(While this question pertains to fluid dynamics in specific, I am posting it here as I think the basis of my confusion lies in the basic mathematics.)
For solving the Navier-Stokes equation for Newtonian fluid flow in a pipe of length $L$ and radius $R$ under the assumptions of laminar, fully-developed flow we have the classic governing equation: $$\frac{\mu}{r}\frac{\partial}{\partial r}\left(r\frac{\partial v}{\partial r}\right)=\frac{\partial P}{\partial z}.$$ From this equation, I would assume that we need two boundary conditions for $v$ (since the highest order derivative of $v$ is $2$) and one boundary condition for $P$ (likewise): $$v(R,z)=0,$$ $$\frac{\partial v}{\partial r}(0,z)=0,$$ $$P(r,0)=P_0.$$
However, from the textbook solution (which is kind of difficult to follow) there is seemingly another boundary condition needed: $$P(r,L)=P_L.$$
The ultimate solution is supposed to be $$v=\frac{(P_0-P_L)R^2}{4\mu L}\left[1-\left(\frac{r}{R}\right)^2\right].$$ (The textbook solves for it by taking both sides of the differential equation equal to the same constant and then solving by classic separation of variables.
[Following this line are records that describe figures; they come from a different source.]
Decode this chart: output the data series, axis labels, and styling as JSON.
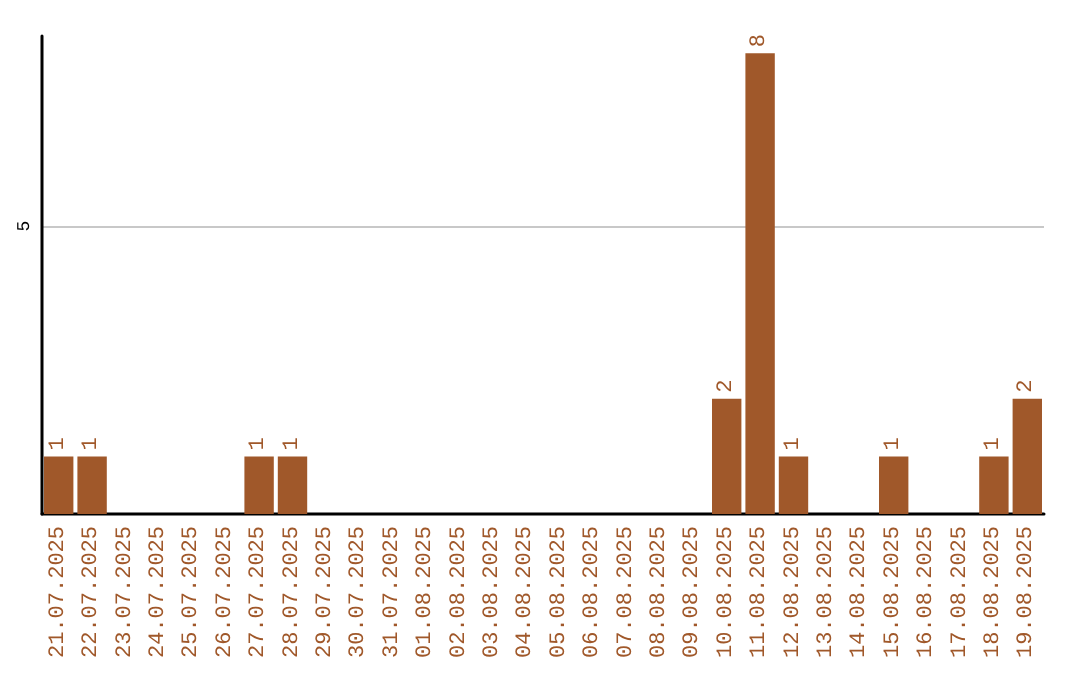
{
  "chart_data": {
    "type": "bar",
    "categories": [
      "21.07.2025",
      "22.07.2025",
      "23.07.2025",
      "24.07.2025",
      "25.07.2025",
      "26.07.2025",
      "27.07.2025",
      "28.07.2025",
      "29.07.2025",
      "30.07.2025",
      "31.07.2025",
      "01.08.2025",
      "02.08.2025",
      "03.08.2025",
      "04.08.2025",
      "05.08.2025",
      "06.08.2025",
      "07.08.2025",
      "08.08.2025",
      "09.08.2025",
      "10.08.2025",
      "11.08.2025",
      "12.08.2025",
      "13.08.2025",
      "14.08.2025",
      "15.08.2025",
      "16.08.2025",
      "17.08.2025",
      "18.08.2025",
      "19.08.2025"
    ],
    "values": [
      1,
      1,
      0,
      0,
      0,
      0,
      1,
      1,
      0,
      0,
      0,
      0,
      0,
      0,
      0,
      0,
      0,
      0,
      0,
      0,
      2,
      8,
      1,
      0,
      0,
      1,
      0,
      0,
      1,
      2
    ],
    "value_labels": [
      "1",
      "1",
      null,
      null,
      null,
      null,
      "1",
      "1",
      null,
      null,
      null,
      null,
      null,
      null,
      null,
      null,
      null,
      null,
      null,
      null,
      "2",
      "8",
      "1",
      null,
      null,
      "1",
      null,
      null,
      "1",
      "2"
    ],
    "color": "#a0582a",
    "ylim": [
      0,
      8.3
    ],
    "yticks": [
      5
    ],
    "grid": "y"
  }
}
This textbook is for students who have not necessarily taken a class in partial differential equations; like me.)
If I skip out on the last boundary condition which I originally didn't think was necessary, I get $$v=\frac{(P_0-P)R^2}{4\mu z}\left[1-\left(\frac{r}{R}\right)^2\right].$$
Why do I need two boundary conditions for $P$? Is my assumption based of the order of each independent variable invalid?